The Age of Exploration (also called the Age of Discovery) refers to a span of roughly two centuries during which European maritime powers—initially Portugal and Spain, later the Netherlands, England, and France—launched sustained transoceanic voyages that connected previously separate regional economies into a single, if deeply unequal, global system.
Key drivers included demand for direct access to Asian spice and silk markets (bypassing Ottoman and Venetian intermediaries), advances in navigation such as the magnetic compass, astrolabe, and the Portuguese caravel, and competitive pressure among emerging dynastic states. Religious motivations—particularly the spread of Christianity after the Reconquista—also played a role.
Landmark voyages typically cited include:
- Bartolomeu Dias rounding the Cape of Good Hope (1488).
- Christopher Columbus's first transatlantic voyage under Castilian sponsorship (1492).
- Vasco da Gama reaching Calicut by sea (1498).
- Pedro Álvares Cabral's landing in Brazil (1500).
- The Magellan–Elcano circumnavigation, completed 1522.
The era was structured politically by instruments such as the Treaty of Tordesillas (1494), which divided non-European spheres between Portugal and Spain along a meridian west of the Cape Verde islands, and later the Treaty of Zaragoza (1529) extending the line to the Pacific.
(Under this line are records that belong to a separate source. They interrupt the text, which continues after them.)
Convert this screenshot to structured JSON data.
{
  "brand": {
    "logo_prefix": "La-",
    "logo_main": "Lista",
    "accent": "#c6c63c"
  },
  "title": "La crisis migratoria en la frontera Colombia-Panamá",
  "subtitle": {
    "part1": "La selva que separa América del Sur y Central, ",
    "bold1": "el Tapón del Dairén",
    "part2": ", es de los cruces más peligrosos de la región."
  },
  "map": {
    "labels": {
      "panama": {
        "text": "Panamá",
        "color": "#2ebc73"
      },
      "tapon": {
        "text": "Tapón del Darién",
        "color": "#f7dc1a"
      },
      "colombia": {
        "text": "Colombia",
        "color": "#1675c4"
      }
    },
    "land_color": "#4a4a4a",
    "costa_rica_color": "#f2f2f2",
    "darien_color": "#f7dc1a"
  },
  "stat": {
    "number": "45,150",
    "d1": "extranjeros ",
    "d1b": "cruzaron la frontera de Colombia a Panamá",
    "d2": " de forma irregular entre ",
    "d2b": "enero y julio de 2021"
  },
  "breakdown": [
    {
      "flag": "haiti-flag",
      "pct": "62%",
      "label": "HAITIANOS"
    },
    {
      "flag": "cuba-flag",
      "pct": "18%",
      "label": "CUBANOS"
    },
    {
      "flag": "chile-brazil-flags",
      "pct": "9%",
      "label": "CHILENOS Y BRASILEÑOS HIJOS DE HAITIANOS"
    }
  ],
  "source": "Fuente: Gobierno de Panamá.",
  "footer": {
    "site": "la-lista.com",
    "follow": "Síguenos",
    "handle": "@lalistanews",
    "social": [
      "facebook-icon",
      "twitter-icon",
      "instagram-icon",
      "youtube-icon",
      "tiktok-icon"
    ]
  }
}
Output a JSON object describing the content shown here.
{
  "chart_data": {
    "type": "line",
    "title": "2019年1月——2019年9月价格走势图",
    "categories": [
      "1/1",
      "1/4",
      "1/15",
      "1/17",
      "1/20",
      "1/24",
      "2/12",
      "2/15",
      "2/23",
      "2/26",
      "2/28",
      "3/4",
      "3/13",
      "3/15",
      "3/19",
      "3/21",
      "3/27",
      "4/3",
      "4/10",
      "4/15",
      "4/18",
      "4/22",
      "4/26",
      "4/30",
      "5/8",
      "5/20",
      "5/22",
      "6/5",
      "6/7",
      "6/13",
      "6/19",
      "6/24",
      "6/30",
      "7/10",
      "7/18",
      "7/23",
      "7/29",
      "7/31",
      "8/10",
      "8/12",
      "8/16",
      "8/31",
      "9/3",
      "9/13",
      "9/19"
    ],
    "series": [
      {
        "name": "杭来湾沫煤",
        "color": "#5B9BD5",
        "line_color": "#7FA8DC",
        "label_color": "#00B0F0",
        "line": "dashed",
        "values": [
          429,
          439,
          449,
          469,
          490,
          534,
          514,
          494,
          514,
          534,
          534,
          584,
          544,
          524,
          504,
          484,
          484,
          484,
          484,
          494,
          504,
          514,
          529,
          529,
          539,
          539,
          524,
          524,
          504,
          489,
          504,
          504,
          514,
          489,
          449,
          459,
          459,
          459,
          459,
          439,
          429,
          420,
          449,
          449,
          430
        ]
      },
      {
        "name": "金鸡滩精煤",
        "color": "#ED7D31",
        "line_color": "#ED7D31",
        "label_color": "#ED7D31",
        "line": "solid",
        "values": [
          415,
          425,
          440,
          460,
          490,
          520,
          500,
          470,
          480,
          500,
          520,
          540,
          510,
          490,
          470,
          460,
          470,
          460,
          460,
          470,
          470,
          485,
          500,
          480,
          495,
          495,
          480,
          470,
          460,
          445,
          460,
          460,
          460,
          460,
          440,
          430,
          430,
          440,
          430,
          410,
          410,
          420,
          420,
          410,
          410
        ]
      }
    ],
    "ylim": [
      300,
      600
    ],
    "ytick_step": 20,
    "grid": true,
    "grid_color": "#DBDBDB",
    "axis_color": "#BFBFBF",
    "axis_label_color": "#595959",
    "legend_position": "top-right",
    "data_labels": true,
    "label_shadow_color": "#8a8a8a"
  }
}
For IR and Model UN purposes, the period is foundational to several enduring debates: the origins of the modern state system and sovereignty (often linked to later Westphalia, 1648); the legal genealogy of terra nullius and discovery doctrines invoked in later colonial disputes; the Columbian Exchange of crops, pathogens, and people; and the demographic catastrophe in the Americas. It also seeded the Atlantic slave trade and the mercantilist commercial order that shaped 17th- and 18th-century geopolitics.
Contemporary scholarship increasingly frames the period not as European "discovery" but as forced integration, emphasising indigenous agency, resistance, and the perspectives of African and Asian polities encountered by European fleets.
Example
In 1494, Spain and Portugal signed the Treaty of Tordesillas, dividing newly encountered lands outside Europe between the two crowns along a meridian in the Atlantic.
Frequently asked questions
Historians generally date it from the early 15th century—often marked by Portuguese voyages along the African coast under Henry the Navigator—through the 17th century, though exact boundaries vary.